FY 2010 Budget Roundup
May 13th, 2009Posted by: admin
The President’s fiscal year 2010 request was released last Thursday. This is distinct from the budget resolution that was approved earlier. The resolution is meant to guide the budget process in Congress. The request is available online. There is no federal breakout by science discipline, so various advocacy groups pick up the slack. The closest thing to an assessment of R&D funding on its own is at the Office of Science and Technology Policy website (more on those in a few days), which provides several different cuts. While a scorecard is usually a good idea in any budget cycle, the added stimulus spending adds an additional wrinkle.
One way of observing the different perspectives of the various science advocacy groups is to review their budget analyses. For instance, see which organizations complain about the lack of an NIH boost (even with a $10 billion stimulus shot). Here are a few after the jump, but feel free to see how your disciplinary society considered the budget request.

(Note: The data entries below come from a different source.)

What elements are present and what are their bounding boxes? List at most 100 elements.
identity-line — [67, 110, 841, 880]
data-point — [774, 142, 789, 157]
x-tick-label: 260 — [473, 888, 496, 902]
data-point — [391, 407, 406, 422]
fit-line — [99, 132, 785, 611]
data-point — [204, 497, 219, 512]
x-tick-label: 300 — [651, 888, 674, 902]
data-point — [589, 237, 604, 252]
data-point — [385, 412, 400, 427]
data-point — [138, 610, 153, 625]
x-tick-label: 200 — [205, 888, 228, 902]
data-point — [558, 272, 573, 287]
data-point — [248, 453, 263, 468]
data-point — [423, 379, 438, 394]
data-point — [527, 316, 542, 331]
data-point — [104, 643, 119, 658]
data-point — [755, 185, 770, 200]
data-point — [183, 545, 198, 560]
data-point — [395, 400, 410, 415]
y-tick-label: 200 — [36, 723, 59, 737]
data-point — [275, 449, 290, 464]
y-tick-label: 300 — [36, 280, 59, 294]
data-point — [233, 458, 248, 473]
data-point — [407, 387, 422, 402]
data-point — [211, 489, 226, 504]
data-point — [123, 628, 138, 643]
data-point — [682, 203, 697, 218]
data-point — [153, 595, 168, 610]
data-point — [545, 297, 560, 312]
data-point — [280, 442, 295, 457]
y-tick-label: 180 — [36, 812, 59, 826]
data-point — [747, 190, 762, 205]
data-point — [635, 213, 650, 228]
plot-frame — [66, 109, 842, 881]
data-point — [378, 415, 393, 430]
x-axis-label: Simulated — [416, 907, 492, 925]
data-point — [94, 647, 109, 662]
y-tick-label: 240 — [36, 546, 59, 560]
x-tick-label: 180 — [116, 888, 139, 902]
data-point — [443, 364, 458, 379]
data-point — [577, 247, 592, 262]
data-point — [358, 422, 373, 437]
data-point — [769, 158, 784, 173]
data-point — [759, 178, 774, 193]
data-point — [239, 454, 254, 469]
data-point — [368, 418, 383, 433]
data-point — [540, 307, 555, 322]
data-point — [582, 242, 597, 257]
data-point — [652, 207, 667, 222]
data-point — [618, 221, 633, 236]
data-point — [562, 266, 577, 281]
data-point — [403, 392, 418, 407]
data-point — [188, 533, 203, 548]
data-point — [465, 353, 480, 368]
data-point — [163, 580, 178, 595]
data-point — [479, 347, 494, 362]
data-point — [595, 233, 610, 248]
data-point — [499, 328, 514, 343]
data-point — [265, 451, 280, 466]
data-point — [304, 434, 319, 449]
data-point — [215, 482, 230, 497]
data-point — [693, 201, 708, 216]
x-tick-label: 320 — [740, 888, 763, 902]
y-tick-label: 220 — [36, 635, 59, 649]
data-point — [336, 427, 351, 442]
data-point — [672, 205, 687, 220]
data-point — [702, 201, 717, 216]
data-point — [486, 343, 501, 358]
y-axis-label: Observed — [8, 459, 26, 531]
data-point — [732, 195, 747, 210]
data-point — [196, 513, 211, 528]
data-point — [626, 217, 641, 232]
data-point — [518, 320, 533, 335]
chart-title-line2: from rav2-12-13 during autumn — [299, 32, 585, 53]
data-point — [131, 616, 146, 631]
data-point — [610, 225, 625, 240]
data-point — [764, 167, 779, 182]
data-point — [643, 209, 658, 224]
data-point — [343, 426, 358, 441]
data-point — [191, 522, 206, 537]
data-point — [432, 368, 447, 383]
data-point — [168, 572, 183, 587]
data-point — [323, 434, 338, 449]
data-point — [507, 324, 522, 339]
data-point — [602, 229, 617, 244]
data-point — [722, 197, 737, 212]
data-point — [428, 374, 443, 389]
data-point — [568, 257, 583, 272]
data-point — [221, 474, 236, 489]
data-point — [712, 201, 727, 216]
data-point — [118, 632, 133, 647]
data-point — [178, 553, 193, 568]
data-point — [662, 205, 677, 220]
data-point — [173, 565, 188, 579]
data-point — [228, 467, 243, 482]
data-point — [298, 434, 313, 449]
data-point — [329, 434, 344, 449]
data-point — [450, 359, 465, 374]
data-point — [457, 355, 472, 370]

American Institute of Physics Federal Budget Requests – While they do address the NIH, it’s only one institute.
ScienceInsider’s 2010 Budget articles
The Federation of Societies for Experimental Biology’s Federal Science Budget page – as narrowly focused as you might expect.
American Association of Medical Colleges
Association of American Universities
Most organizations tend to ignore the smaller research oriented agencies, or even the research funded through the Department of Defense. Reasons why may vary from agency to agency, but since dollars manage to motivate most of the science policy activity in Washington, they may well explain why various groups are engaged in certain issues, but not in others.